Они стояли так минут десять. Недалеко от меня, метрах в десяти. Я смотрел на них, и выпил уже свое пиво, и разобрался со своей отбивной. Меня уже начала доставать их неподвижность. И вдруг старик медленно пошел и покатил коляску перед собой. Я с облегчением вздохнул.
Они двигались по направлению к Мексике. Я двинул туда же, потому что подходило время дневного представления.
Я участвовал в нескольких представлениях, в разных амплуа. Если в утреннем «Да здравствует Мексика» я жонглировал бандерильями, то в дневном представлении я работал с кастаньетами под музыку марьячей, а потом метал ножи.
Это было моим новым номером. Точнее, я жонглировал ножами - четырьмя, а потом пятью, а потом даже шестью. И только в конце номера я кидал их - и просто так, и с поворотом, и не глядя, через голову. И все они втыкались в специальную доску. Для меня это было довольно просто. Но выглядело эффектно.

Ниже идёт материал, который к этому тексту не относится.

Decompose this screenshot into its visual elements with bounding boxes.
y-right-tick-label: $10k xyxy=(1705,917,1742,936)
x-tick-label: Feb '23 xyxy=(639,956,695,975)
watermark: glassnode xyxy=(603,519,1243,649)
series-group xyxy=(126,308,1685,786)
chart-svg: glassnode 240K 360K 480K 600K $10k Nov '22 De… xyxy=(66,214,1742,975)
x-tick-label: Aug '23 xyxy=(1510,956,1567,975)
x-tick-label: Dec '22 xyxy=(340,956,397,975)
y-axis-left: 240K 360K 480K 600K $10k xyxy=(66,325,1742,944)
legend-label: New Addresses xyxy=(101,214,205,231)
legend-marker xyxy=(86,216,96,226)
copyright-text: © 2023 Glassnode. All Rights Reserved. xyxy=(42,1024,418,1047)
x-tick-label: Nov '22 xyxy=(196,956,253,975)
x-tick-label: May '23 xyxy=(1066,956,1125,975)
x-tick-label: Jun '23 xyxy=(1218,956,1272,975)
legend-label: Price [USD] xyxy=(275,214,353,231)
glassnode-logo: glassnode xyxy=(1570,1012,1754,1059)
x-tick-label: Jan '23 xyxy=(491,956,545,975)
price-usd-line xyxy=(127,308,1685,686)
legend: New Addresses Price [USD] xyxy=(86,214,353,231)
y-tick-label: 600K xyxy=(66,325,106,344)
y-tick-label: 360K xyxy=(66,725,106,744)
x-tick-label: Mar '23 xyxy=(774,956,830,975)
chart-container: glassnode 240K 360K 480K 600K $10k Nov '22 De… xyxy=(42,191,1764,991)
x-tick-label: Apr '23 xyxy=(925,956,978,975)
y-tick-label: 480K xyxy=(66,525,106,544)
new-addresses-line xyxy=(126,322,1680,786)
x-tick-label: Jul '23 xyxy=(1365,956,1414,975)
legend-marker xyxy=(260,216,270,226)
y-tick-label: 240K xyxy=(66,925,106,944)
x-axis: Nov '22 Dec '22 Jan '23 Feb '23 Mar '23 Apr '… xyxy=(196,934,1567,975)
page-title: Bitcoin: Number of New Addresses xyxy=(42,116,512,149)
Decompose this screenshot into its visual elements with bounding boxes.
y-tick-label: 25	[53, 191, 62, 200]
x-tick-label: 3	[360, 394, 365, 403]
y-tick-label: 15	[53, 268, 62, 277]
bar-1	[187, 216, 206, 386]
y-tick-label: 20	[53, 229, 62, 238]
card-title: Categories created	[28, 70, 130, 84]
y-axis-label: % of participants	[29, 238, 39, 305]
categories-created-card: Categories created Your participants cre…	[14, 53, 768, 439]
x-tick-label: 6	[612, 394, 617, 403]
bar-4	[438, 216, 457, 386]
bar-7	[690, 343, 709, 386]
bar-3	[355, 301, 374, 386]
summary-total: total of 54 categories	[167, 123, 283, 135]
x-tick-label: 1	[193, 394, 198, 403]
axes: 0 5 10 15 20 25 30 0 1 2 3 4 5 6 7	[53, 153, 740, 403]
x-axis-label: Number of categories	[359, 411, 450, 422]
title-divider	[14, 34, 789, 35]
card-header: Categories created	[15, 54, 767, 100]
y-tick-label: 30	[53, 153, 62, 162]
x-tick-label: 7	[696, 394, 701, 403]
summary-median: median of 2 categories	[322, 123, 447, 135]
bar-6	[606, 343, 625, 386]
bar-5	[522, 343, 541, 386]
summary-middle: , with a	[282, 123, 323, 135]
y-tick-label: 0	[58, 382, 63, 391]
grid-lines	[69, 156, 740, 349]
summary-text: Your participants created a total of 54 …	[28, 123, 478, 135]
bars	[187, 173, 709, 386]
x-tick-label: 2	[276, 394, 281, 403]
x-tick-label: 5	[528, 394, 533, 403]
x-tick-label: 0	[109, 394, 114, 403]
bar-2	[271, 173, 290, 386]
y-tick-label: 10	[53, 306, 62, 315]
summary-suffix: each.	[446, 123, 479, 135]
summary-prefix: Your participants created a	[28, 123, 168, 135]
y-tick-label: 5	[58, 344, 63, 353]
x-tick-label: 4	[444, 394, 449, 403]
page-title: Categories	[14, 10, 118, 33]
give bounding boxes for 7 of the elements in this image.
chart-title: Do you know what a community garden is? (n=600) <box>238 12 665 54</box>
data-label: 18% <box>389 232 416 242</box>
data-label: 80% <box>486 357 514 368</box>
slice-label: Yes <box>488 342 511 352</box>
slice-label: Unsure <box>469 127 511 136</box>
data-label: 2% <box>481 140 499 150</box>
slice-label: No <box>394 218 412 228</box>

Я собирался в спешке. Слишком долго, пожалуй, я сидел сегодня и таращился на эту странную парочку. Я быстро переоделся, достал свои кастаньеты - большие, их специально сделали для этого номера. А вот ножи никак собрать не мог.
Обычно они лежали в коробке - шесть моих метательных ножей. Я уже говорил о них - декоративные цельнометаллические ножи, я купил их в лавке сувениров. Я даже сам подпиливал их напильником для лучшей балансировки. Я чувствовал себя с ними достаточно уверенно. Я знал их, как свои шесть пальцев.
Один нож куда-то пропал. Я чертыхался, и искал его под полками, и чихал от пыли. Но время поджимало, и тогда я решил взять шестым другой нож. Боевой нож - тот самый, единственный, что я умудрился вытащить из Дома инквизиции, из шестнадцатого века.
Он лежал в той же самой коробке. Я не решился оставить его дома, потому что он был настоящим холодным оружием, и нужно было его регистрировать, и объяснять, где я взял такую реликвию, и так далее. Так просто дома он лежать у меня не мог, и я взял его на работу. Здесь никто не стал бы интересоваться им. Подумаешь, нож как нож. Инвентарь для работы. Пусть лежит.
И теперь он должен был поработать по-настоящему в первый раз. Я покачал его на ладони. По весу он не слишком отличался от моих рабочих ножей. По размерам тоже. Ладно, пойдет. Пора бежать.
В начале моего выступления все шло нормально - я подкидывал свои кастаньеты, они выписывали круги в воздухе вокруг меня и выбивали испанский ритм. А я смотрел на китайца и его инвалида.
Они стояли здесь. Теперь я уже точно знал, куда смотрит китайский старикан. Он смотрел точно на меня и, кажется, даже не мигал.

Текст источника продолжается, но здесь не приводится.